Abstract:
4-Hydroxyphenylpyruvate dioxygenase (HPPD) has attracted increasing attention as a target for treating type I tyrosinemia and other diseases with defects in tyrosine catabolism. Only one commercial drug, 2-(2-nitro-4-trifluoromethylbenzoyl)-1, 3-cyclohexanedione (NTBC), clinically treat type I tyrosinemia, but show some severe side effects in clinical application. Here, we determined the structure of human HPPD-NTBC complex, and developed new pyrazole-benzothiadiazole 2,2-dioxide hybrids from the binding of NTBC. These compounds showed improved inhibition against human HPPD, among which compound a10 was the most active candidate.
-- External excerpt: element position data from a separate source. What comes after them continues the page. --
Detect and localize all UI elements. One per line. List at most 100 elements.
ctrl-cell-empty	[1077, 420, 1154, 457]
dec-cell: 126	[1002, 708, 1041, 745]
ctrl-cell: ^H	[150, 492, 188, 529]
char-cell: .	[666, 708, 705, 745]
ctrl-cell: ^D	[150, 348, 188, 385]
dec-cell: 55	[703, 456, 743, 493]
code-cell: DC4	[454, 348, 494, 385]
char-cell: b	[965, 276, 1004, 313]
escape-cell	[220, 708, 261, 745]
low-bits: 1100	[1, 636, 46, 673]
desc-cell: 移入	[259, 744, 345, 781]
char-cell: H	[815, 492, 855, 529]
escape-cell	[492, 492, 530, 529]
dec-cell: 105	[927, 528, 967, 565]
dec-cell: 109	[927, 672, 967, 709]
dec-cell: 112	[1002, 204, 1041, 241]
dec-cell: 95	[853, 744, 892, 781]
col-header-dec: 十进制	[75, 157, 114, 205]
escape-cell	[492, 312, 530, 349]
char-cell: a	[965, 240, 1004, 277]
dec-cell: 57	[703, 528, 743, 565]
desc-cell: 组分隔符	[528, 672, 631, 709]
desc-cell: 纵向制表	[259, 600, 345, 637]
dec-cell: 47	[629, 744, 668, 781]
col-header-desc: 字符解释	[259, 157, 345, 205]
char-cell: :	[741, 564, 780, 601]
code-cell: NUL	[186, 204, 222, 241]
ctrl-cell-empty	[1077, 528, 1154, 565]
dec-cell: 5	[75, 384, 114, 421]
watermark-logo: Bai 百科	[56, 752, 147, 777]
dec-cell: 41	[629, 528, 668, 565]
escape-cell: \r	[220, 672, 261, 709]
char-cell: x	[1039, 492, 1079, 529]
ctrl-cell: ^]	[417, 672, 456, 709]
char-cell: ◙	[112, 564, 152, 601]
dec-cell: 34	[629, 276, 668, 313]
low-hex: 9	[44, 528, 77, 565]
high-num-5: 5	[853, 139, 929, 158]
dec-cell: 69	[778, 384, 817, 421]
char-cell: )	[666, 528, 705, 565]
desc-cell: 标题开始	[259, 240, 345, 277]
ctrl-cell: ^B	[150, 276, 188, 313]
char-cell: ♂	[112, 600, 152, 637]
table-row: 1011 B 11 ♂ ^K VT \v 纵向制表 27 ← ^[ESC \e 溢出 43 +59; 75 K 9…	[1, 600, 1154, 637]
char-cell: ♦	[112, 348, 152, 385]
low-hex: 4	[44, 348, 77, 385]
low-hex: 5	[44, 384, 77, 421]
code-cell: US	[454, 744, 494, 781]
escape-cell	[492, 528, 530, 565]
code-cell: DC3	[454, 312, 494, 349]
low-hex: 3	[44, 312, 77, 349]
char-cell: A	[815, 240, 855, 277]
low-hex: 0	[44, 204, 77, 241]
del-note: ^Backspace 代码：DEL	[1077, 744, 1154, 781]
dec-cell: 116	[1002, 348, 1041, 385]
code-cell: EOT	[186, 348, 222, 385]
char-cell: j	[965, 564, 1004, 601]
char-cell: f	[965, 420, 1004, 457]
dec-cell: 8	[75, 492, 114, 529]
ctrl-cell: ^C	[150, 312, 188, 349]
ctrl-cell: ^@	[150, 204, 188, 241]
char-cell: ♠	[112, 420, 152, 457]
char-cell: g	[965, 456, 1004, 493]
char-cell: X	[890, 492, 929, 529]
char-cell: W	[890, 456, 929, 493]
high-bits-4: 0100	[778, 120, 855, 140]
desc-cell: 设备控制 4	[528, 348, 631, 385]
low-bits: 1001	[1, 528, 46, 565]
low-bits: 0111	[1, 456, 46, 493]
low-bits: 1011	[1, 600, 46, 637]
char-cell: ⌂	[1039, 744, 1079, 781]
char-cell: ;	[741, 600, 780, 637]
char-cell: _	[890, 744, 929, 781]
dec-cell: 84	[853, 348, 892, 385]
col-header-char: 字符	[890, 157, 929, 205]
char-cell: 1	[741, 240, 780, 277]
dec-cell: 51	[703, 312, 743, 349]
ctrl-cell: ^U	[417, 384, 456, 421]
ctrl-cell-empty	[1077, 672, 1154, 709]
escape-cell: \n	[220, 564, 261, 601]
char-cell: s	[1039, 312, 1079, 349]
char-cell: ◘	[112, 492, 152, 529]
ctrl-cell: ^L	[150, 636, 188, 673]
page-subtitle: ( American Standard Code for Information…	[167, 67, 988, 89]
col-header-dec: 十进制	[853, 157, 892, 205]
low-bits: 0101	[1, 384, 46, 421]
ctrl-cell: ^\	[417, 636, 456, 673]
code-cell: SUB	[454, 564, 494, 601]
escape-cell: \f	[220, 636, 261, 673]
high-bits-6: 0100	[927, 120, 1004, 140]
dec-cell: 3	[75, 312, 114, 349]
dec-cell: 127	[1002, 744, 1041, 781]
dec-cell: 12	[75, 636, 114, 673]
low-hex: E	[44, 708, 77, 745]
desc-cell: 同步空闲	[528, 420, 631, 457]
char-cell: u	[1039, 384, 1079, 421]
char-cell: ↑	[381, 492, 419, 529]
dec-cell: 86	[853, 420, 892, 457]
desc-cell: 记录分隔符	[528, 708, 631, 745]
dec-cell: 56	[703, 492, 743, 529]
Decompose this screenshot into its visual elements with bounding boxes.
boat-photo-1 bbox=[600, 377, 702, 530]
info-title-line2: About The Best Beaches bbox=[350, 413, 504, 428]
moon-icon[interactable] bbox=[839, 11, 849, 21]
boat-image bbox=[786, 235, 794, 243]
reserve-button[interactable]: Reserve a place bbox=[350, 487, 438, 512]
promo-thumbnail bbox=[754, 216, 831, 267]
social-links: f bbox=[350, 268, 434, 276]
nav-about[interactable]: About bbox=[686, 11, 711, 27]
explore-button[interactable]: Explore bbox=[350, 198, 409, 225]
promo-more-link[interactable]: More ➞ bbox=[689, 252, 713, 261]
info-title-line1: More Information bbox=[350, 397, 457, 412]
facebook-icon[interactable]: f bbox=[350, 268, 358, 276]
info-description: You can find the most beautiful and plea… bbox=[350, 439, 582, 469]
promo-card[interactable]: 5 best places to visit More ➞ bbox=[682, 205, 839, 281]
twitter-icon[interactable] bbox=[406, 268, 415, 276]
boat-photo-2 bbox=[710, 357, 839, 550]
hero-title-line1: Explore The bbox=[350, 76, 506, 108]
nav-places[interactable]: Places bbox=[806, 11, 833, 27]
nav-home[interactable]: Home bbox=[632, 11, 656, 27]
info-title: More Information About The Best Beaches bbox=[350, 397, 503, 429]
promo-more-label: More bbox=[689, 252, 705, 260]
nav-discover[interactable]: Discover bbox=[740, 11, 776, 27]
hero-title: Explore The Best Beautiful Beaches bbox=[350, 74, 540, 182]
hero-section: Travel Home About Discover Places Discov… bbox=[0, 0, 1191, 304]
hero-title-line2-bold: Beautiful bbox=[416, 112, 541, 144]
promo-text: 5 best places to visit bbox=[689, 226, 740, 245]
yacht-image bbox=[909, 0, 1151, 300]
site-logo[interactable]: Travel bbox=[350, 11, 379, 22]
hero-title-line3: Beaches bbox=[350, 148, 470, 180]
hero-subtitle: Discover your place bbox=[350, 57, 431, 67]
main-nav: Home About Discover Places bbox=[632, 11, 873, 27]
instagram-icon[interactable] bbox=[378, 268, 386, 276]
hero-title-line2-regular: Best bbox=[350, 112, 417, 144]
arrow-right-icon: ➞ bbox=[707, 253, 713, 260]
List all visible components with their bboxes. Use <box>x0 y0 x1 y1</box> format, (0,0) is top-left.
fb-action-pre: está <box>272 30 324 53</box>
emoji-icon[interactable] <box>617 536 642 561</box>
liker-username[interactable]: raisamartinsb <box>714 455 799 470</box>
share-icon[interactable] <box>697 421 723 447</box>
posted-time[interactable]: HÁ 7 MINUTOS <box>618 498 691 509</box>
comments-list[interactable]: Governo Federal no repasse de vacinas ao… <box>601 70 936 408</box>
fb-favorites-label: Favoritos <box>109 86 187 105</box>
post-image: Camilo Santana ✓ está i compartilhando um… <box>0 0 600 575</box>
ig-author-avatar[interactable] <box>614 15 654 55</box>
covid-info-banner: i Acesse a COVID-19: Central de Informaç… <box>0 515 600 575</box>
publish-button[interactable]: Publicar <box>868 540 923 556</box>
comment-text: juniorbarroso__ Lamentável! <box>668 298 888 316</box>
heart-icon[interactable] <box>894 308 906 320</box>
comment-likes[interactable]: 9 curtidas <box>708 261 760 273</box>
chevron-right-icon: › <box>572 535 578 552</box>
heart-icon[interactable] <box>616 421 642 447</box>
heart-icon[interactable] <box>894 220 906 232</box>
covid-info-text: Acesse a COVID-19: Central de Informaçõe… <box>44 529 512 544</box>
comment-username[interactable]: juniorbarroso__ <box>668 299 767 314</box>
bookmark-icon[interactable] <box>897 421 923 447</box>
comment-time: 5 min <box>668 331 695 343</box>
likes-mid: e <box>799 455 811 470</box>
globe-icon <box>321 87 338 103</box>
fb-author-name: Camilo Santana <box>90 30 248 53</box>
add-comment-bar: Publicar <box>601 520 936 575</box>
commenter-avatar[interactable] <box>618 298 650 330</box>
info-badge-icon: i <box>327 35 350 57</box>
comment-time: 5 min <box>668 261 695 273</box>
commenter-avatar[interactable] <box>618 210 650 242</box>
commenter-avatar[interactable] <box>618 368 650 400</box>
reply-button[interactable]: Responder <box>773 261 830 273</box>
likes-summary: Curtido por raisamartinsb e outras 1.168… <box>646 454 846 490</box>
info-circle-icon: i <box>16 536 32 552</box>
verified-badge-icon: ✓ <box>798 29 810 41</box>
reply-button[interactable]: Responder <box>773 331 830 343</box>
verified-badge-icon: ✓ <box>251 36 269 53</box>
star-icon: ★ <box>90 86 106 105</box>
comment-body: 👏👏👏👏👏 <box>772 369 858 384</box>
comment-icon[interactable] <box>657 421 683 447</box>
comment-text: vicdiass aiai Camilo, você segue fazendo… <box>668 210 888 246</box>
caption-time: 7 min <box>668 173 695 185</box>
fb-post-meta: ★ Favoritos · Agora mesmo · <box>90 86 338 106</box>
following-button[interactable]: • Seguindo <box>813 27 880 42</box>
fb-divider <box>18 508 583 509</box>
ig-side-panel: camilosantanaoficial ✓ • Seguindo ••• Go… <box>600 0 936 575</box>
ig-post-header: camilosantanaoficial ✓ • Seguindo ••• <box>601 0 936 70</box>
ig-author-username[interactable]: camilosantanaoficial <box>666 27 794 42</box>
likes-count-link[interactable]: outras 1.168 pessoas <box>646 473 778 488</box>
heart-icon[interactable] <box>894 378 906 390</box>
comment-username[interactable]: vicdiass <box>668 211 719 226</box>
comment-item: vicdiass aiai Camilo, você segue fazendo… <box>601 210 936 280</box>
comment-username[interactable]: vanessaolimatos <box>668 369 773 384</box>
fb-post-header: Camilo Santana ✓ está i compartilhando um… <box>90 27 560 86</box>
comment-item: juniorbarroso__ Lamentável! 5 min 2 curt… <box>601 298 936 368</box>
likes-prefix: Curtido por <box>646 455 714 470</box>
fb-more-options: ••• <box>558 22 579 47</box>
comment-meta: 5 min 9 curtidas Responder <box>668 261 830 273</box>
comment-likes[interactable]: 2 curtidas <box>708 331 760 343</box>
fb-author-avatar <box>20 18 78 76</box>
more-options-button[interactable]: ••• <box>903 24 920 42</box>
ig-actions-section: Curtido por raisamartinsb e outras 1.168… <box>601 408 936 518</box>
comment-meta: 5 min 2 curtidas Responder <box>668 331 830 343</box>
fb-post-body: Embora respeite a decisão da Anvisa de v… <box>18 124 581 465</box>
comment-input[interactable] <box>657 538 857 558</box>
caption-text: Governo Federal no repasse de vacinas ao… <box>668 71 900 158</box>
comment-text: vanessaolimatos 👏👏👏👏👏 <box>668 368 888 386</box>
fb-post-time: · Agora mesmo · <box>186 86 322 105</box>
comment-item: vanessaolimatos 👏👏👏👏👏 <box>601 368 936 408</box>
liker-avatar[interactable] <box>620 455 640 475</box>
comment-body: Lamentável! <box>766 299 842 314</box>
The Absorption Distribution Metabolism Excretion Toxicity (ADMET) predicted properties suggested that a10 had good druggability, and was with lower toxicity than NTBC. The structure comparison between inhibitor-bound and ligand-free form human HPPD showed a large conformational change of the C-terminal helix. Furthermore, the loop 1 and α7 helix were found adopting different conformations to assist the gating of the cavity, which explains the gating mechanism of human HPPD.
摘要:
4-羟基苯基丙酮酸双加氧酶(HPPD)作为治疗I型酪氨酸血症和其他酪氨酸分解代谢缺陷疾病的靶标引起了越来越多的关注。只有一种商业药物,2-(2-硝基-4-三氟甲基苯甲酰基)-1,3-环己二酮(NTBC),临床治疗I型酪氨酸血症,但在临床应用中表现出一些严重的副作用。这里,我们确定了人类HPPD-NTBC复合物的结构,并从NTBC的结合中开发了新的吡唑-苯并噻二唑2,2-二氧化杂化物。这些化合物显示出对人类HPPD的改善抑制,其中化合物a10是最活跃的候选化合物。吸收分布代谢排泄毒性(ADMET)预测特性表明,a10具有良好的成药能力,毒性低于NTBC。抑制剂结合和无配体形式的人HPPD之间的结构比较显示C末端螺旋的大构象变化。此外,发现环1和α7螺旋采用不同的构象来辅助腔的门控,这解释了人类HPPD的门控机制。